「命を売り買いすることについて考えてほしい」と話す杉本彩さん=東京都内

 ―ペットを迎える人の意識はどうか。

 命に値段が付けられ、売れずに大きく成長していくと、どんどんディスカウントされていきます。そういうことに、もっと違和感を覚えてほしいです。売れない場合、この子犬子猫はどうなるんだろうと…。

 衝動買いさせるために、(動物を飼う上で)面倒なこと、大変なことを説明しないショップがあります。消費者に冷静になって考える余地を与えず「散歩は必要ないですよ」とか「あまり大きくならないから楽ですよ」と言い、命を一気に売ってしまいます。

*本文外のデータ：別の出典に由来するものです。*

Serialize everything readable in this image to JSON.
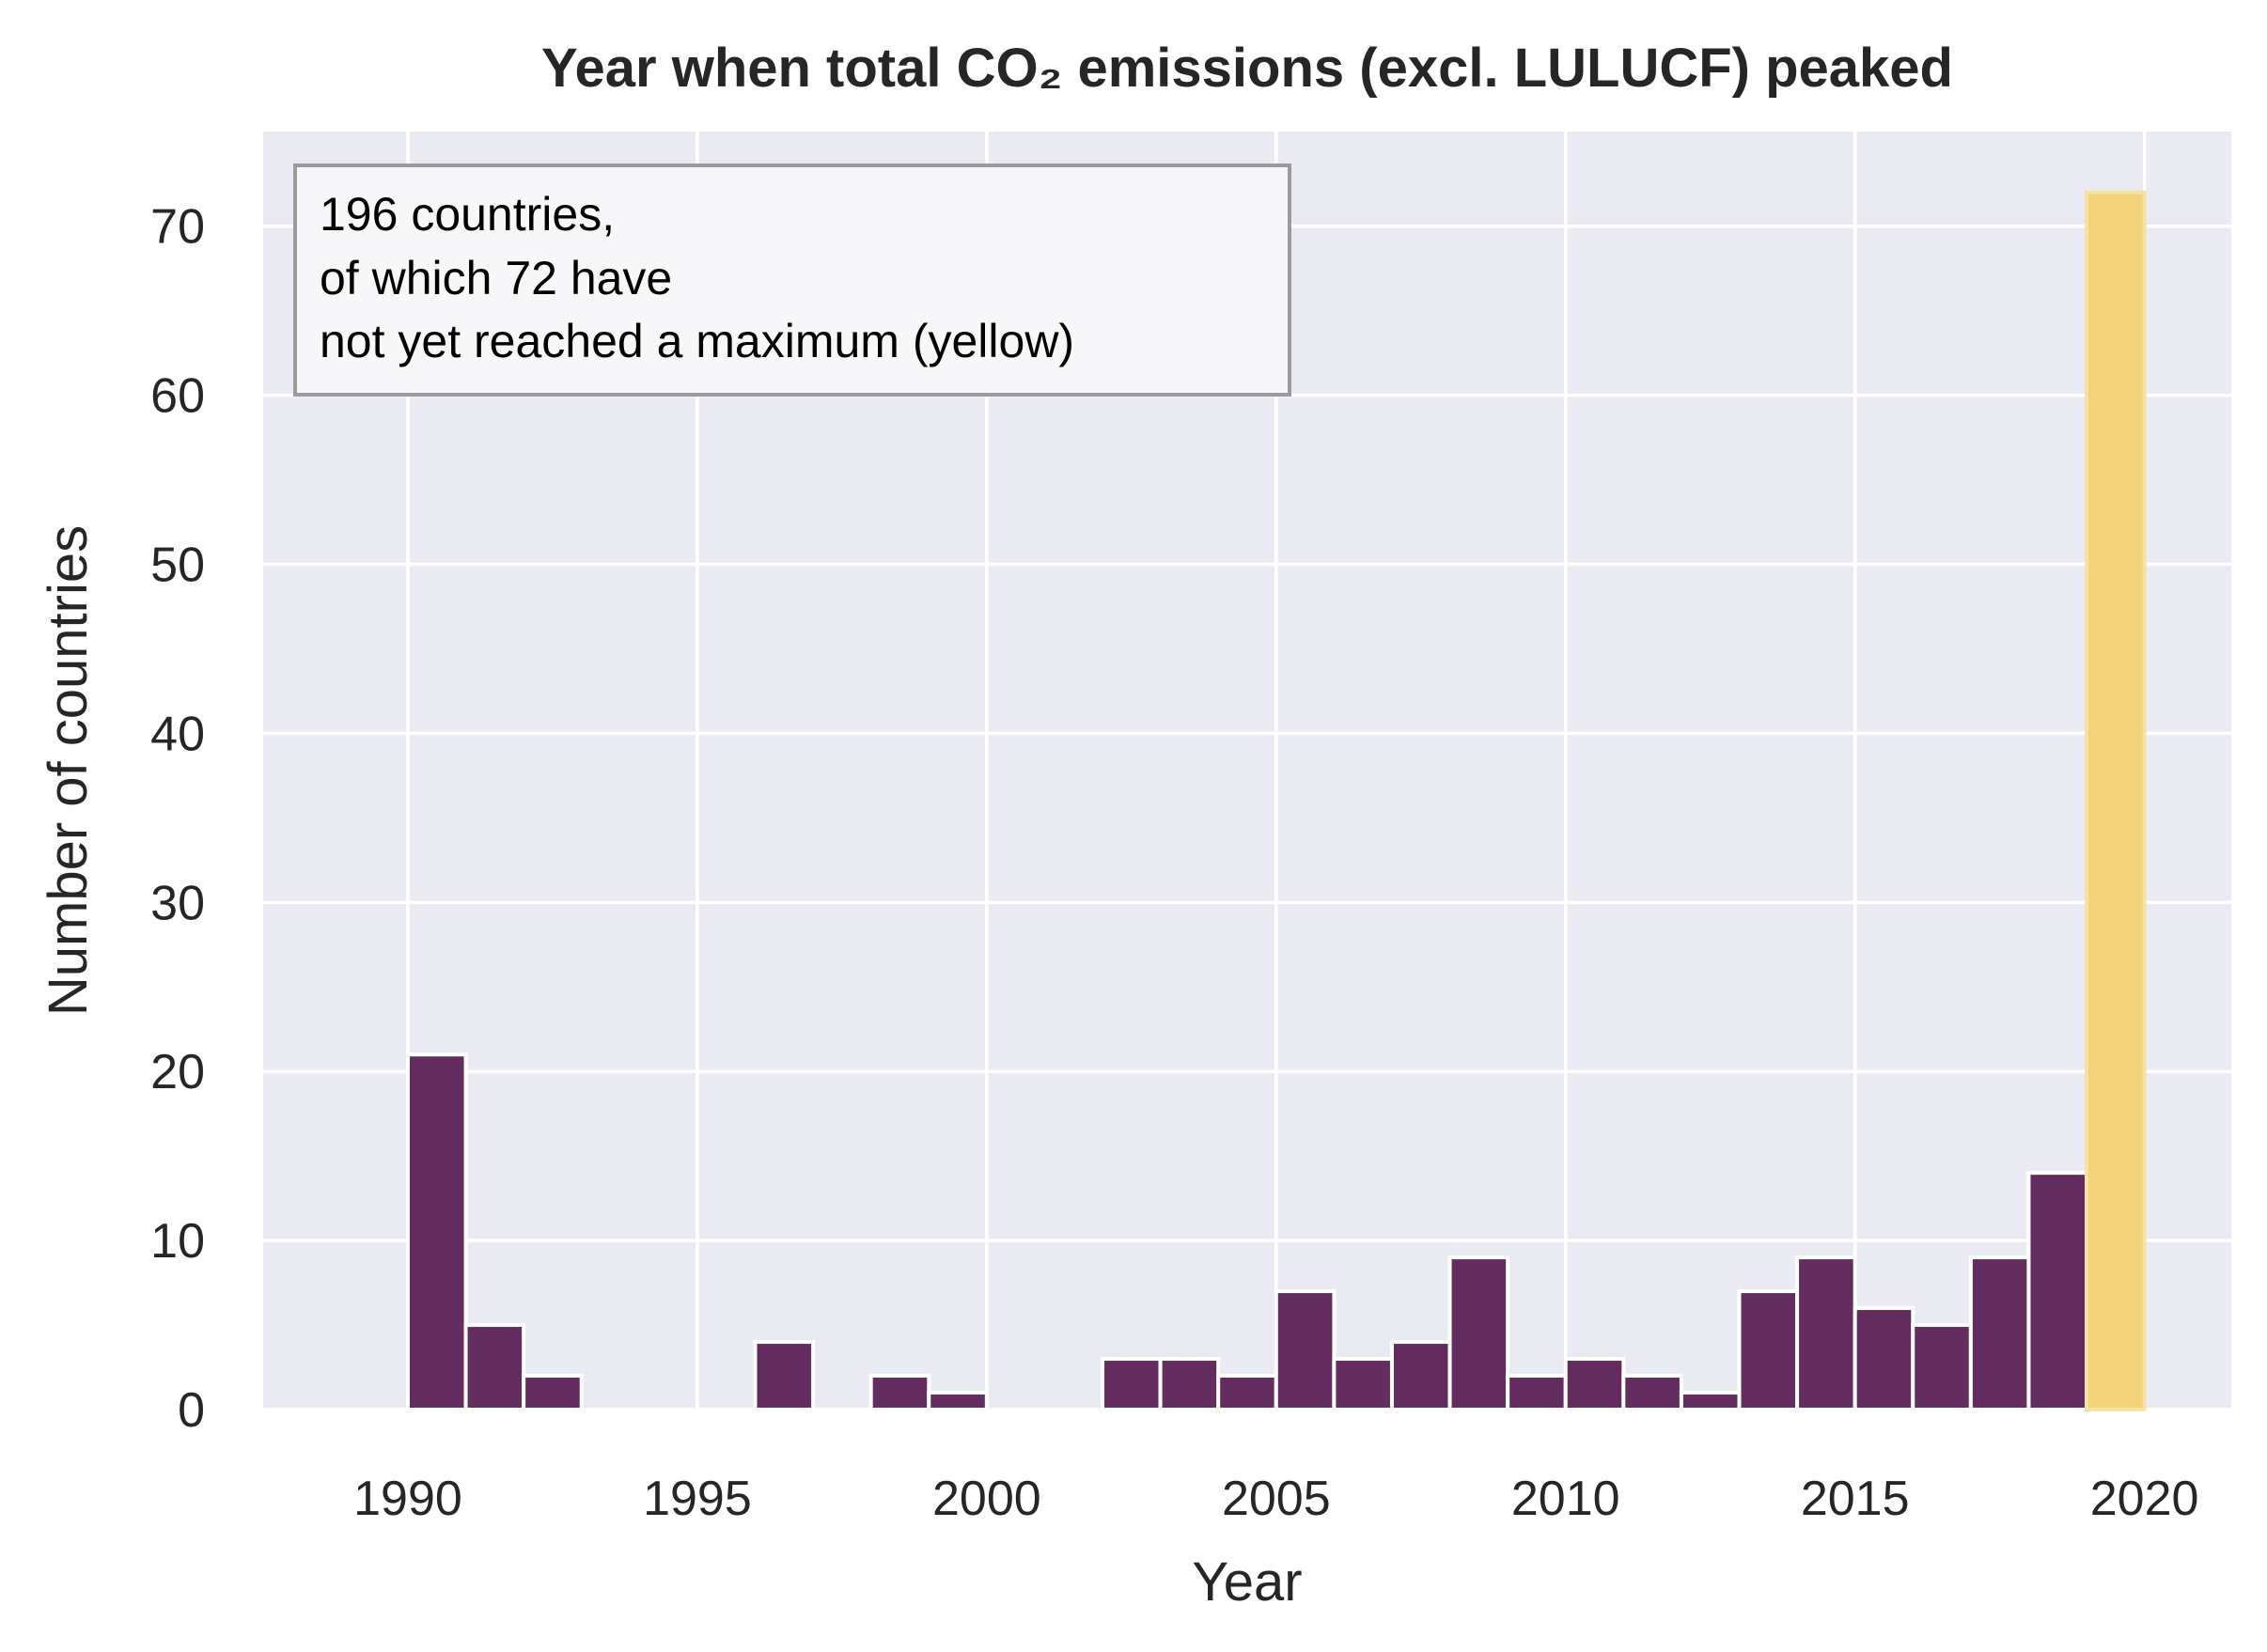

 また、遺伝性の病気はすぐには出てきません。病気が発覚してから飼育放棄して行政に持ち込む人も少なくありません。消費者はショップから購入するリスクを認識するべきです。

 ―今年は動物愛護管理法の改正がある。

 坂井市の飼育施設内の状況はネグレクトで、現在の法律で十分取り締まれると思います。ですが裁量的だと自治体判断でばらつきが出ます。実効性を上げる方法が必要です。

 飼育頭数に対して何人が必要か、母体の一生における出産回数や年齢の制限、飼育スペースの問題といった定義を明確化していくことで警察も行政も動きやすくなります。

 ただ、動物の虐待や殺傷に対する刑罰は軽く、不起訴になることも多いです。動物虐待は重罪だというところまで厳罰化していかなければなりません。